In search of the swimmin' hole
Some people wake up every day and play music (my husband used to have a morning ritual such as this, and I know others who do too). Me…I go for dry patches till I have that one day…that day where I just want to fuck off everything I am supposed to do (interviews, deadlines, editing) and just write a new song.
Weekly band practice doesn’t count. That’s scheduled and it isn’t alone. It's not the same. The days I am talking about are different. I just want to pour myself a glass of wine, go into the backyard, and strum loud and make up gibberish. The last time I did this (see my tipsy no pants banjo video here) I was unnerved by the fact that my neighbors, of “The Loving Home,” poked their heads over the fence to tell me they liked the strange noises I was making. They even clapped between songs. It made me smile, yes…but on days like that I really just want to close the door on humanity altogether. Not because I'm a bitch. Because I am human, and all humans need to detach from time to time. No social media. No to-do list. Not even the faraway sound of a radio from a car driving by.

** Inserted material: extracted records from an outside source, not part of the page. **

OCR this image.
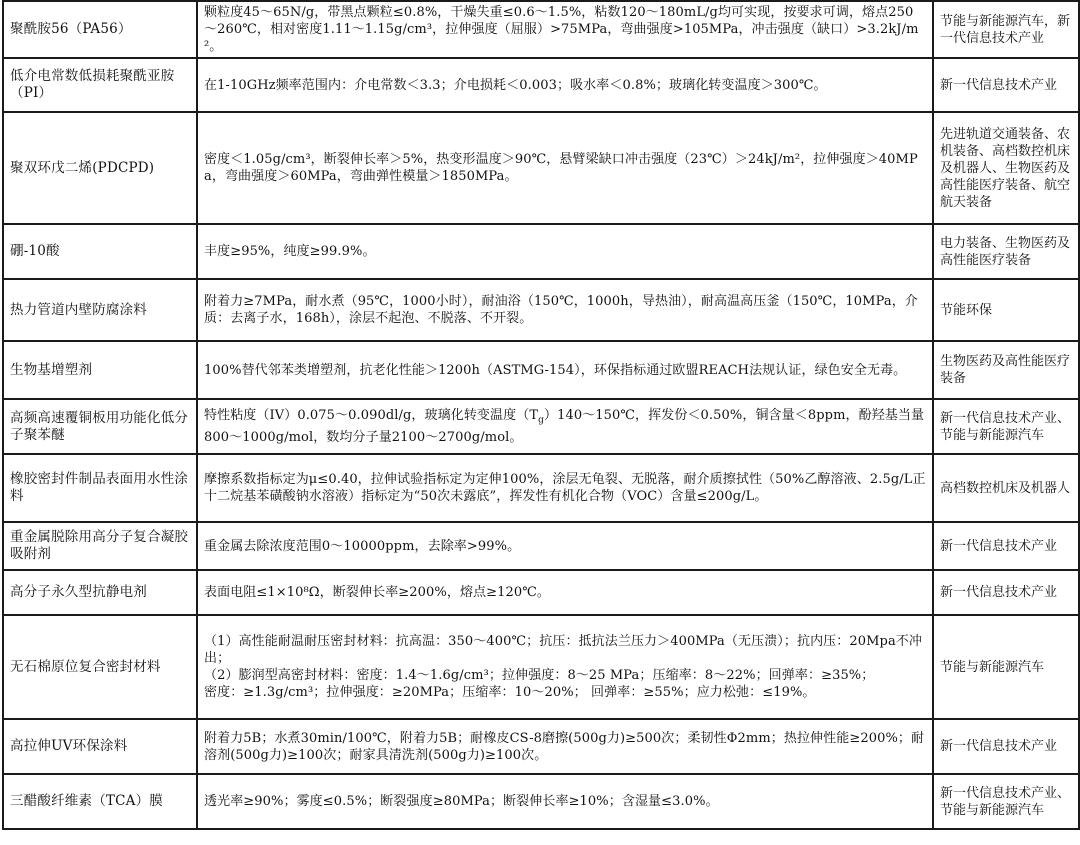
聚酰胺56（PA56）	颗粒度45～65N/g，带黑点颗粒≤0.8%，干燥失重≤0.6～1.5%，粘数120～180mL/g均可实现，按要求可调，熔点250～260℃，相对密度1.11～1.15g/cm³，拉伸强度（屈服）>75MPa，弯曲强度>105MPa，冲击强度（缺口）>3.2kJ/m²。	节能与新能源汽车，新一代信息技术产业
低介电常数低损耗聚酰亚胺（PI）	在1-10GHz频率范围内：介电常数＜3.3；介电损耗＜0.003；吸水率＜0.8%；玻璃化转变温度＞300℃。	新一代信息技术产业
聚双环戊二烯(PDCPD)	密度＜1.05g/cm³，断裂伸长率＞5%，热变形温度＞90℃，悬臂梁缺口冲击强度（23℃）＞24kJ/m²，拉伸强度＞40MPa，弯曲强度＞60MPa，弯曲弹性模量＞1850MPa。	先进轨道交通装备、农机装备、高档数控机床及机器人、生物医药及高性能医疗装备、航空航天装备
硼-10酸	丰度≥95%，纯度≥99.9%。	电力装备、生物医药及高性能医疗装备
热力管道内壁防腐涂料	附着力≥7MPa，耐水煮（95℃，1000小时），耐油浴（150℃，1000h，导热油），耐高温高压釜（150℃，10MPa，介质：去离子水，168h），涂层不起泡、不脱落、不开裂。	节能环保
生物基增塑剂	100%替代邻苯类增塑剂，抗老化性能＞1200h（ASTMG-154），环保指标通过欧盟REACH法规认证，绿色安全无毒。	生物医药及高性能医疗装备
高频高速覆铜板用功能化低分子聚苯醚	特性粘度（IV）0.075～0.090dl/g，玻璃化转变温度$(T_g)140\sim 150℃$，挥发份＜0.50%，铜含量＜8ppm，酚羟基当量800～1000g/mol，数均分子量2100～2700g/mol。	新一代信息技术产业、节能与新能源汽车
橡胶密封件制品表面用水性涂料	摩擦系数指标定为μ≤0.40，拉伸试验指标定为定伸100%，涂层无龟裂、无脱落，耐介质擦拭性（50%乙醇溶液、2.5g/L正十二烷基苯磺酸钠水溶液）指标定为“50次未露底”，挥发性有机化合物（VOC）含量≤200g/L。	高档数控机床及机器人
重金属脱除用高分子复合凝胶吸附剂	重金属去除浓度范围0～10000ppm，去除率>99%。	新一代信息技术产业
高分子永久型抗静电剂	表面电阻≤1×10⁸Ω，断裂伸长率≥200%，熔点≥120℃。	新一代信息技术产业
无石棉原位复合密封材料	（1）高性能耐温耐压密封材料：抗高温：350～400℃；抗压：抵抗法兰压力＞400MPa（无压溃）；抗内压：20Mpa不冲出；
（2）膨润型高密封材料：密度：1.4～1.6g/cm³；拉伸强度：8～25 MPa；压缩率：8～22%；回弹率：≥35%；
密度：≥1.3g/cm³；拉伸强度：≥20MPa；压缩率：10～20%； 回弹率：≥55%；应力松弛：≤19%。	节能与新能源汽车
高拉伸UV环保涂料	附着力5B；水煮30min/100℃，附着力5B；耐橡皮CS-8磨擦(500g力)≥500次；柔韧性Φ2mm；热拉伸性能≥200%；耐溶剂(500g力)≥100次；耐家具清洗剂(500g力)≥100次。	新一代信息技术产业
三醋酸纤维素（TCA）膜	透光率≥90%；雾度≤0.5%；断裂强度≥80MPa；断裂伸长率≥10%；含湿量≤3.0%。	新一代信息技术产业、节能与新能源汽车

In other words, some music doesn't need to be heard. When I was a kid, we had a barn at our house in Atascadero. Being in the barn, surrounded by acres of uninhabited land…and playing guitar as loud as I wanted…it steadied me. Just knowing that the nearest neighbor was miles away…it dislodged something from my chest cavity that had been weighing me down. I could leave the barn lighter, moving defiantly toward whatever my destiny was.
The older I got, the more city life I experienced, the less places I found where I could do this. It's easy to get lost in the clutter of everyone else's noise. You can hide yourself within the chaos if you want to. Just because you're in a space where others can hear you doesn't mean they're listening.
I live in the best place on earth to play music where no one will listen. It’s fucking amazing. We have all these nooks and crannies where you can lodge yourself for a few hours, then re-emerge a different person.
Like the swimming hole, near the old Atascadero house. It’s still there (pretty dry) off highway 41, as you are heading toward Morro Bay. Growing up, we just called it the swimming hole, and we’d go down there and splash around in the cool water when the summer temps flared. As a teen, it served as a getaway land. It’s where I took my husband on our first date, and where he took me on our first Valentine’s Day (and he swung on the rope swing almost falling into the water). I once picked up a hitchhiker and decided to stop there en route to our destination. He pulled out some half melted ice-cream from his knapsack and we ate it and felt the sun on our faces. I had my banjo in the trunk of my old Delta 88, so I pulled it out. I would always go there to practice my banjo in silence.
I don’t know where to go anymore. I haven’t played at the swimming hole for at least 4 years. I did go there with my pal Leslie when she visited from LA a few years back…there were teenagers swimming the water, drinking. They asked if we’d ever had whiskey before. When we told them our ages, they couldn’t believe how ancient we were. Why were we hanging out there anyway? We were too old ladies. The swimming hole had been taken over by the next generation. We floated in tubes till the cops arrived—that was enough swimming hole for us.
Now, it seems like a hassle to get in the car and drive till I don’t see people, but I have a sneaking feeling that's not the point. There is probably some lesson here, about finding space within? Maybe I am way off. All I know is that when the "in" needs to come "out," it's an unstoppable force. All rivers flow to the sea. Even dried up ones that are actually swimming holes.